Уэкава встретил вежливо, но не глядя в глаза. Этак бывает и у нас. Чиновник был хорош, а вдруг отвернется, едва войдешь к нему, избегает говорить. Обычно означает, что дошла какая-то сплетня или донос или чего-то сам придумал и заранее струсил.
Ябадоо
– Что их слушать! Так и будут нам глаза колоть! – сказал Елкин.
«Экая мерзость! – подумал Алексей. – Они опять про то же!»
Оказывается, надо об этом написать отчет. Узнали в Эдо, требуют подробностей. Уэкава не может винить русских матросов, но и не может доказать их невиновность. Поэтому он в тупике.
– Но отчет, верно, должен об этом писать новый дайкан, молодой Эгава, а не вы, Деничиро-сама? – ответил Гошкевич.
Уэкава на миг смутился, тут же закивал головой и улыбнулся:
– Да... да...
– Толку не добьешься, – молвил Елкин. – Пошли в лес!
Ябадоо загадочно смеялся и кланялся. Не то над ними, не то над хитростями своих.
– Пушкин предлагал вам назначить комиссию для расследования. Что же вы? Поручик Елкин и Шиллинг в тот же день ходили обследовать остатки уже затоптанных вами следов. Оказалось, сапоги – оба правые. Такие были у Букреева. А когда он наелся ягоды и умер, их кто-то стащил. Значит, это сделали не наши. Вот об этом и напишите, пожалуйста, в Эдо. Нижайше просим быть порядочными людьми. Это хитрость очень глупая и легко распознается. Мы вам об этом уже говорили, Уэкава-сама. Пушкин объяснялся с новым дайканом – молодым Эгава.

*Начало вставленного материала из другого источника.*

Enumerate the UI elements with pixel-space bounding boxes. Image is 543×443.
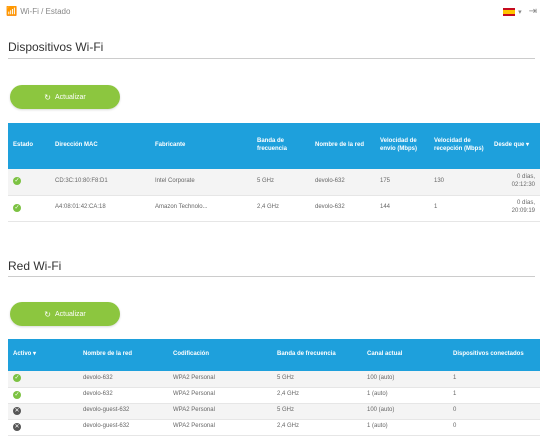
status-connected-icon: ✓ bbox=[13, 203, 21, 212]
top-bar: 📶 Wi-Fi / Estado ▾ ⇥ bbox=[6, 6, 537, 22]
devices-refresh-label: Actualizar bbox=[54, 93, 86, 101]
name-cell: devolo-632 bbox=[78, 371, 168, 388]
col-estado[interactable]: Estado bbox=[8, 123, 50, 169]
mac-cell: CD:3C:10:80:F8:D1 bbox=[50, 169, 150, 196]
devices-table: Estado Dirección MAC Fabricante Banda de… bbox=[8, 123, 540, 222]
status-cell: ✕ bbox=[8, 419, 78, 436]
breadcrumb: 📶 Wi-Fi / Estado bbox=[6, 6, 70, 17]
networks-refresh-button[interactable]: ↻ Actualizar bbox=[10, 302, 120, 326]
networks-divider bbox=[8, 276, 535, 277]
table-row: ✓ CD:3C:10:80:F8:D1 Intel Corporate 5 GH… bbox=[8, 169, 540, 196]
networks-table: Activo ▾ Nombre de la red Codificación B… bbox=[8, 339, 540, 436]
tx-cell: 144 bbox=[375, 195, 429, 222]
enc-cell: WPA2 Personal bbox=[168, 387, 272, 404]
table-row: ✕ devolo-guest-632 WPA2 Personal 2,4 GHz… bbox=[8, 419, 540, 436]
chevron-down-icon[interactable]: ▾ bbox=[518, 8, 522, 16]
rx-cell: 1 bbox=[429, 195, 489, 222]
mac-cell: A4:08:01:42:CA:18 bbox=[50, 195, 150, 222]
col-red[interactable]: Nombre de la red bbox=[310, 123, 375, 169]
channel-cell: 100 (auto) bbox=[362, 371, 448, 388]
table-row: ✓ devolo-632 WPA2 Personal 2,4 GHz 1 (au… bbox=[8, 387, 540, 404]
status-cell: ✓ bbox=[8, 169, 50, 196]
col-dispositivos[interactable]: Dispositivos conectados bbox=[448, 339, 540, 371]
refresh-icon: ↻ bbox=[44, 92, 51, 102]
status-inactive-icon[interactable]: ✕ bbox=[13, 406, 21, 415]
wifi-icon: 📶 bbox=[6, 6, 18, 16]
since-cell: 0 días, 02:12:30 bbox=[489, 169, 540, 196]
enc-cell: WPA2 Personal bbox=[168, 403, 272, 420]
col-canal[interactable]: Canal actual bbox=[362, 339, 448, 371]
status-active-icon[interactable]: ✓ bbox=[13, 374, 21, 383]
status-inactive-icon[interactable]: ✕ bbox=[13, 422, 21, 431]
logout-icon[interactable]: ⇥ bbox=[529, 6, 537, 17]
name-cell: devolo-guest-632 bbox=[78, 403, 168, 420]
table-row: ✕ devolo-guest-632 WPA2 Personal 5 GHz 1… bbox=[8, 403, 540, 420]
col-activo[interactable]: Activo ▾ bbox=[8, 339, 78, 371]
networks-section-title: Red Wi-Fi bbox=[8, 259, 62, 273]
band-cell: 5 GHz bbox=[272, 371, 362, 388]
channel-cell: 1 (auto) bbox=[362, 419, 448, 436]
networks-table-header: Activo ▾ Nombre de la red Codificación B… bbox=[8, 339, 540, 371]
devices-cell: 0 bbox=[448, 403, 540, 420]
col-fabricante[interactable]: Fabricante bbox=[150, 123, 252, 169]
col-codificacion[interactable]: Codificación bbox=[168, 339, 272, 371]
tx-cell: 175 bbox=[375, 169, 429, 196]
status-connected-icon: ✓ bbox=[13, 177, 21, 186]
status-cell: ✕ bbox=[8, 403, 78, 420]
devices-refresh-button[interactable]: ↻ Actualizar bbox=[10, 85, 120, 109]
devices-section-title: Dispositivos Wi-Fi bbox=[8, 40, 104, 54]
band-cell: 2,4 GHz bbox=[252, 195, 310, 222]
status-cell: ✓ bbox=[8, 371, 78, 388]
networks-refresh-label: Actualizar bbox=[54, 310, 86, 318]
rx-cell: 130 bbox=[429, 169, 489, 196]
col-banda[interactable]: Banda de frecuencia bbox=[252, 123, 310, 169]
ssid-cell: devolo-632 bbox=[310, 169, 375, 196]
devices-cell: 1 bbox=[448, 387, 540, 404]
table-row: ✓ A4:08:01:42:CA:18 Amazon Technolo... 2… bbox=[8, 195, 540, 222]
band-cell: 5 GHz bbox=[272, 403, 362, 420]
devices-table-header: Estado Dirección MAC Fabricante Banda de… bbox=[8, 123, 540, 169]
enc-cell: WPA2 Personal bbox=[168, 419, 272, 436]
devices-divider bbox=[8, 58, 535, 59]
status-cell: ✓ bbox=[8, 387, 78, 404]
status-active-icon[interactable]: ✓ bbox=[13, 390, 21, 399]
maker-cell: Intel Corporate bbox=[150, 169, 252, 196]
status-cell: ✓ bbox=[8, 195, 50, 222]
col-nombre[interactable]: Nombre de la red bbox=[78, 339, 168, 371]
name-cell: devolo-guest-632 bbox=[78, 419, 168, 436]
col-recepcion[interactable]: Velocidad de recepción (Mbps) bbox=[429, 123, 489, 169]
band-cell: 2,4 GHz bbox=[272, 419, 362, 436]
col-banda[interactable]: Banda de frecuencia bbox=[272, 339, 362, 371]
band-cell: 2,4 GHz bbox=[272, 387, 362, 404]
channel-cell: 100 (auto) bbox=[362, 403, 448, 420]
enc-cell: WPA2 Personal bbox=[168, 371, 272, 388]
breadcrumb-text[interactable]: Wi-Fi / Estado bbox=[20, 7, 70, 16]
devices-cell: 0 bbox=[448, 419, 540, 436]
ssid-cell: devolo-632 bbox=[310, 195, 375, 222]
language-flag-icon[interactable] bbox=[503, 7, 516, 16]
refresh-icon: ↻ bbox=[44, 309, 51, 319]
col-mac[interactable]: Dirección MAC bbox=[50, 123, 150, 169]
table-row: ✓ devolo-632 WPA2 Personal 5 GHz 100 (au… bbox=[8, 371, 540, 388]
channel-cell: 1 (auto) bbox=[362, 387, 448, 404]
col-desde[interactable]: Desde que ▾ bbox=[489, 123, 540, 169]
band-cell: 5 GHz bbox=[252, 169, 310, 196]
since-cell: 0 días, 20:09:19 bbox=[489, 195, 540, 222]
top-right-controls: ▾ ⇥ bbox=[503, 6, 537, 17]
name-cell: devolo-632 bbox=[78, 387, 168, 404]
devices-cell: 1 bbox=[448, 371, 540, 388]
col-envio[interactable]: Velocidad de envío (Mbps) bbox=[375, 123, 429, 169]
maker-cell: Amazon Technolo... bbox=[150, 195, 252, 222]
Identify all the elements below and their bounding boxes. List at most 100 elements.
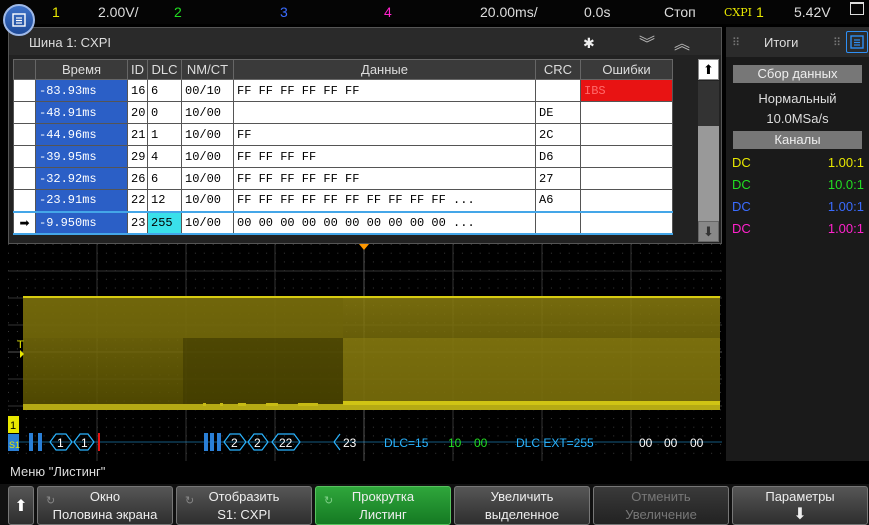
menu-icon xyxy=(12,13,26,27)
softkey-line2: S1: CXPI xyxy=(217,507,271,522)
channel-probe: 1.00:1 xyxy=(827,221,864,236)
table-row[interactable]: -32.92ms 26 6 10/00 FF FF FF FF FF FF 27 xyxy=(13,167,673,190)
ch3-indicator[interactable]: 3 xyxy=(280,4,288,20)
col-id[interactable]: ID xyxy=(127,59,148,80)
timebase[interactable]: 20.00ms/ xyxy=(480,4,538,20)
softkey-undo-zoom[interactable]: Отменить Увеличение xyxy=(593,486,729,525)
chevron-down-icon[interactable]: ︾ xyxy=(639,30,655,54)
cell-nmct: 00/10 xyxy=(181,79,234,102)
table-header: Время ID DLC NM/CT Данные CRC Ошибки xyxy=(13,59,673,80)
scroll-down-button[interactable]: ⬇ xyxy=(698,221,719,242)
softkey-zoom-selected[interactable]: Увеличить выделенное xyxy=(454,486,590,525)
softkey-scroll[interactable]: ↻ Прокрутка Листинг xyxy=(315,486,451,525)
knob-icon: ↻ xyxy=(46,495,56,507)
softkey-line1: Увеличить xyxy=(490,489,554,504)
col-data[interactable]: Данные xyxy=(233,59,536,80)
cell-crc: 27 xyxy=(535,167,581,190)
cell-data: FF FF FF FF FF FF FF FF FF FF ... xyxy=(233,189,536,212)
cell-error xyxy=(580,167,673,190)
row-marker xyxy=(13,123,36,146)
table-row[interactable]: -83.93ms 16 6 00/10 FF FF FF FF FF FF IB… xyxy=(13,79,673,102)
cell-id: 23 xyxy=(127,210,148,235)
softkey-display[interactable]: ↻ Отобразить S1: CXPI xyxy=(176,486,312,525)
scroll-up-button[interactable]: ⬆ xyxy=(698,59,719,80)
knob-icon: ↻ xyxy=(185,495,195,507)
cell-nmct: 10/00 xyxy=(181,210,234,235)
trigger-level[interactable]: 5.42V xyxy=(794,4,831,20)
softkey-window[interactable]: ↻ Окно Половина экрана xyxy=(37,486,173,525)
decode-value: 00 xyxy=(474,436,488,450)
col-nmct[interactable]: NM/CT xyxy=(181,59,234,80)
scrollbar-thumb[interactable] xyxy=(698,126,719,221)
ch1-indicator[interactable]: 1 xyxy=(52,4,60,20)
col-errors[interactable]: Ошибки xyxy=(580,59,673,80)
gear-icon[interactable]: ✱ xyxy=(583,35,595,52)
table-row[interactable]: -44.96ms 21 1 10/00 FF 2C xyxy=(13,123,673,146)
run-status: Стоп xyxy=(664,4,696,20)
channel-coupling: DC xyxy=(732,221,751,236)
ch2-indicator[interactable]: 2 xyxy=(174,4,182,20)
decode-value: 10 xyxy=(448,436,462,450)
decode-value: 00 xyxy=(690,436,704,450)
channel-probe: 1.00:1 xyxy=(827,199,864,214)
cell-id: 21 xyxy=(127,123,148,146)
cell-data: FF xyxy=(233,123,536,146)
main-menu-button[interactable] xyxy=(3,4,35,36)
row-pointer-icon: ➡ xyxy=(13,210,36,235)
chevron-up-icon[interactable]: ︽ xyxy=(674,30,690,54)
softkey-line2: Половина экрана xyxy=(52,507,158,522)
col-crc[interactable]: CRC xyxy=(535,59,581,80)
back-button[interactable]: ⬆ xyxy=(8,486,34,525)
table-row[interactable]: -48.91ms 20 0 10/00 DE xyxy=(13,101,673,124)
delay[interactable]: 0.0s xyxy=(584,4,610,20)
frame-label: 2 xyxy=(254,436,261,450)
listing-table: Время ID DLC NM/CT Данные CRC Ошибки -83… xyxy=(13,59,673,235)
cell-nmct: 10/00 xyxy=(181,123,234,146)
cell-time: -83.93ms xyxy=(35,79,128,102)
cell-data: FF FF FF FF xyxy=(233,145,536,168)
trigger-level-marker[interactable]: T xyxy=(17,339,24,351)
table-row-selected[interactable]: ➡ -9.950ms 23 255 10/00 00 00 00 00 00 0… xyxy=(13,210,673,235)
acquisition-header: Сбор данных xyxy=(733,65,862,83)
listing-title: Шина 1: CXPI xyxy=(29,35,111,50)
window-icon[interactable] xyxy=(850,2,864,15)
svg-text:1: 1 xyxy=(10,420,16,432)
cell-error xyxy=(580,189,673,212)
softkey-options[interactable]: Параметры ⬇ xyxy=(732,486,868,525)
col-time[interactable]: Время xyxy=(35,59,128,80)
channel-probe: 1.00:1 xyxy=(827,155,864,170)
ch1-scale[interactable]: 2.00V/ xyxy=(98,4,138,20)
cell-crc: A6 xyxy=(535,189,581,212)
summary-titlebar[interactable]: ⠿ Итоги ⠿ xyxy=(726,27,869,57)
softkey-line1: Окно xyxy=(89,489,121,504)
softkey-line2: Листинг xyxy=(359,507,407,522)
cell-dlc: 4 xyxy=(147,145,182,168)
table-row[interactable]: -39.95ms 29 4 10/00 FF FF FF FF D6 xyxy=(13,145,673,168)
summary-panel: ⠿ Итоги ⠿ Сбор данных Нормальный 10.0MSa… xyxy=(726,27,869,461)
cell-crc: 2C xyxy=(535,123,581,146)
trigger-type[interactable]: CXPI xyxy=(724,5,752,21)
cell-dlc: 12 xyxy=(147,189,182,212)
cell-data: FF FF FF FF FF FF xyxy=(233,167,536,190)
cell-time: -32.92ms xyxy=(35,167,128,190)
summary-title: Итоги xyxy=(764,35,799,50)
waveform-graticule: T 1 S1 1 1 2 2 22 23 DLC=15 10 00 DLC EX… xyxy=(8,244,722,461)
listing-titlebar[interactable]: Шина 1: CXPI ✱ ︾ ︽ xyxy=(9,28,721,55)
channel-coupling: DC xyxy=(732,155,751,170)
channels-header: Каналы xyxy=(733,131,862,149)
dlc-ext-label: DLC EXT=255 xyxy=(516,436,594,450)
channel-coupling: DC xyxy=(732,177,751,192)
waveform-display[interactable]: T 1 S1 1 1 2 2 22 23 DLC=15 10 00 DLC EX… xyxy=(8,244,722,461)
frame-label: 1 xyxy=(57,436,64,450)
arrow-down-icon: ⬇ xyxy=(793,506,807,523)
table-row[interactable]: -23.91ms 22 12 10/00 FF FF FF FF FF FF F… xyxy=(13,189,673,212)
cell-dlc: 6 xyxy=(147,79,182,102)
sample-rate: 10.0MSa/s xyxy=(766,111,829,126)
trigger-channel[interactable]: 1 xyxy=(756,4,764,20)
cell-dlc: 6 xyxy=(147,167,182,190)
col-dlc[interactable]: DLC xyxy=(147,59,182,80)
softkey-line1: Отменить xyxy=(631,489,691,504)
panel-menu-button[interactable] xyxy=(846,31,868,53)
ch4-indicator[interactable]: 4 xyxy=(384,4,392,20)
cell-id: 20 xyxy=(127,101,148,124)
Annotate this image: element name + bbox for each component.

Плотник Оаке, когда-то выброшенный ударом ноги из канцелярии бакуфу, на днях сказал матросам, что нагадили сами метеке. О происшествии сразу заговорил весь лагерь. «Следы краденых сапог, братцы!» – толковали в казарме.
– Значит, шла подготовка к чему-то, чего мы сами не знаем и не ведаем! Наши друзья, как Нода, стали нас бояться, – сказал Сибирцев, выходя из канцелярии.
– Что значит «не знаем»! Этого и надо властям, чтобы все нас боялись, чтобы хорошая память о нас была бы вычеркнута навсегда, – ответил Гошкевич. – Видимо, заметили, что слишком приветлив с нами простой народ. Вот и надо отбить охоту, отвратить простонародье. И так будет впредь даже с отдельными людьми, которые произведут хорошее впечатление. Поверьте мне! Еще и вслед пустят, прицепят к хвосту.
Сибирцев не хотел и не мог участвовать в таких поношениях, душа не позволяла. Провокаторы, как он полагал, могут быть всюду. Гошкевич ученый – изучает народ, страну, он, прежде чем дойдет до холодного анализа, под разными впечатлениями сам еще тысячу раз сменит мнение о японцах. Случай, конечно, мерзкий.
– Насторожит хоть кого. Мол, вот вам, что оставили христиане, вам, шинтоистам, загрязнили священную память о предках, самое дорогое для семьи японцев. На прощанье! На самое заветное!
– А что такое за слово «бухтеть», Алексей Николаевич? – вдруг спросил Гошкевич.
– Разве вы не знаете?
– Как объяснить? Откуда? Я долго жил в Китае и не следил за развитием языка.
– Бухтеть, по-моему, все равно
– Как я отстал!
Все засмеялись и полезли в гору, оглядываясь и стараясь не задеть жгучие листья мелких ядовитых деревьев.
Под вечер Алексей зашел в сад храма за рисовым полем. Опять пусто в помещениях и пусто в саду. Почему бы? Алексей остановился на широких ступеньках у главного входа, оглядывая двор, купы деревьев и гряды, сетуя на себя, что мало ждал вечерней встречи с ней и она это угадала. Огорчение и разочарование!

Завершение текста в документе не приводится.